The available research on Gen Z’s location preferences presents a muddy picture. Do they like urban? Rural? Suburban?  

The preliminary data shows that like many newly minted college graduates, Gen Z prefers to rent in large urban centers. But when it comes to buying a home, research shows that 60 % prefer the suburbs. One clear data point is that Gen Z isn't looking to live in rural America. 

They want to live in communities that look like them and this means racially and ethnically diverse neighborhoods. 


After price, space is the next priority for Gen Z’s when it comes to choosing where to live. However, this space can come in the form of communal space. Generation Z prefers to hang out in communal space rather than be alone in their apartment.  

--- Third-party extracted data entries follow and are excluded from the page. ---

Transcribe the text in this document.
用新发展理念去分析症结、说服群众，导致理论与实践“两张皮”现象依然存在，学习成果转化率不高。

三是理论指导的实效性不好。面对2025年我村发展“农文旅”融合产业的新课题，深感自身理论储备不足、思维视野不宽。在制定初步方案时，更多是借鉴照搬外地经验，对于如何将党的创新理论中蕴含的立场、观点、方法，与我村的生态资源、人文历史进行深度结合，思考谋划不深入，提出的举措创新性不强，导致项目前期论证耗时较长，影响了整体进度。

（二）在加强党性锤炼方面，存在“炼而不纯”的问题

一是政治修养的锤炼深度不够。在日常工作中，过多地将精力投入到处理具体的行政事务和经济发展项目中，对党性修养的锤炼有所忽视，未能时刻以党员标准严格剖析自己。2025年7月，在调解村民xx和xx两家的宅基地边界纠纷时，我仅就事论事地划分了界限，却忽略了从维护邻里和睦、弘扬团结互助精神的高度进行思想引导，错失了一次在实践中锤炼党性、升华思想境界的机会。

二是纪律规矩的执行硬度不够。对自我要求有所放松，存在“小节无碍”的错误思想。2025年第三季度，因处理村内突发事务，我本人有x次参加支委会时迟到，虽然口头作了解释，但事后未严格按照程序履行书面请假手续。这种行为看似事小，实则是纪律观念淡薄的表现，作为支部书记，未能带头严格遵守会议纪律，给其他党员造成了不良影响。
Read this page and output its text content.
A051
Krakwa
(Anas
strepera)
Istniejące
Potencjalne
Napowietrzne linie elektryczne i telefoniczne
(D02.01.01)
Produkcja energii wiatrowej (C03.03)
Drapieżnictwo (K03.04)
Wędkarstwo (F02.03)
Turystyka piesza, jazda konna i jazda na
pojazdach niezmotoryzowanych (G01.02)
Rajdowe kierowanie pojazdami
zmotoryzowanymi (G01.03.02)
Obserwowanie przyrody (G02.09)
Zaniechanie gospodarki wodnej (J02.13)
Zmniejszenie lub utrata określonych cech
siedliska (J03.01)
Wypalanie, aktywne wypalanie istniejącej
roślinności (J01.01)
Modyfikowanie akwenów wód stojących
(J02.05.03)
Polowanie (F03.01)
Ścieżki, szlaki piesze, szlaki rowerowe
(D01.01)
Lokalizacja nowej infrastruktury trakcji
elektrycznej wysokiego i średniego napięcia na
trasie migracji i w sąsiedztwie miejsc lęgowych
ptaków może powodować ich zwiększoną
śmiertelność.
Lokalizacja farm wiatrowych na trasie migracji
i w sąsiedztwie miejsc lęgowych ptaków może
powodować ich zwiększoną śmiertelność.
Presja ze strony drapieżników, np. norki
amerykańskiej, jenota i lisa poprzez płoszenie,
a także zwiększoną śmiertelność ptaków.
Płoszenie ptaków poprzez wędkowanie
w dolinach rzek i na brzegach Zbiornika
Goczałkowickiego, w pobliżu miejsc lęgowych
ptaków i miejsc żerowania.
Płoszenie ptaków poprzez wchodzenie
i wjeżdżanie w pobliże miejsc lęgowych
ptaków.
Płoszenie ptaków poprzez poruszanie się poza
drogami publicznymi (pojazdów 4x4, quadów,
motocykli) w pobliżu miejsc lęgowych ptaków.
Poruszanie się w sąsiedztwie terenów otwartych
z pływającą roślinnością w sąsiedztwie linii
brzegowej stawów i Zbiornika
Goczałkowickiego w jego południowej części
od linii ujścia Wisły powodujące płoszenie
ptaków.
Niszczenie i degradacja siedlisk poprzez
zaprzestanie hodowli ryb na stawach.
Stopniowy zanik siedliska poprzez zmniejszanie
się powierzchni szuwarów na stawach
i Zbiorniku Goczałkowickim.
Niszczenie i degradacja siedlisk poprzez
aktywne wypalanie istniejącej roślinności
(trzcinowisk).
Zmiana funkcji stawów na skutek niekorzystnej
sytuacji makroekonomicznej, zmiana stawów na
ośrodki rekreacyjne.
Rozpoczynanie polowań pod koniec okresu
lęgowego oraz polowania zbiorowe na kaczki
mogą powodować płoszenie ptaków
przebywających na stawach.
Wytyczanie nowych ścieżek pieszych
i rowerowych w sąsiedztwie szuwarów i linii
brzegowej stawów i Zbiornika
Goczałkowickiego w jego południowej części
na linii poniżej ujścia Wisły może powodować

But when it comes to their personal space, they expect the ability to customize everything.

Remember, they grew up watching HGTV and YouTube DIY videos. While this may seem like a challenge the rental community, it also means they’re open to buying fixer-uppers. 


Gen Z prioritizes communal amenities. While swimming pools and fitness facilities have been important to their predecessors, Gen Z wants:

  • Co-working spaces.
  • Creative/maker spaces for hobbies and crafts.
  • Package collection while they’re traveling or at work.
  • Pet-friendly communities – maybe even a dog walking service.
  • Having or being near shared entertainment amenities.
  • Discounts and partnerships with local businesses.

Customization is a significant expectation for Gen Z.  Real estate professionals will need to figure out how to meet this need. It may translate into customizing physical space or it may mean customizing leasing agreements.

What Now?

If you’re trying to reach members of Generation Z who are in the housing market, focus your marketing on social media rather than emails or online ads.

If you’re trying to create the right customer experience for Gen Z, you should know that research shows  81% plan to use  a real estate professional in the home buying process.

Other research shows that 90% of them will only use online resources when hunting for housing.  The takeaway here is that the real estate agent will need to figure out how to add value as an online resource.

Generation Z is highly attuned to “being sold” – they can smell a fake testimonial or contrived emotional appeal a mile away. The best way to create buzz is to get your happily housed customers to share their pictures and experiences on social media.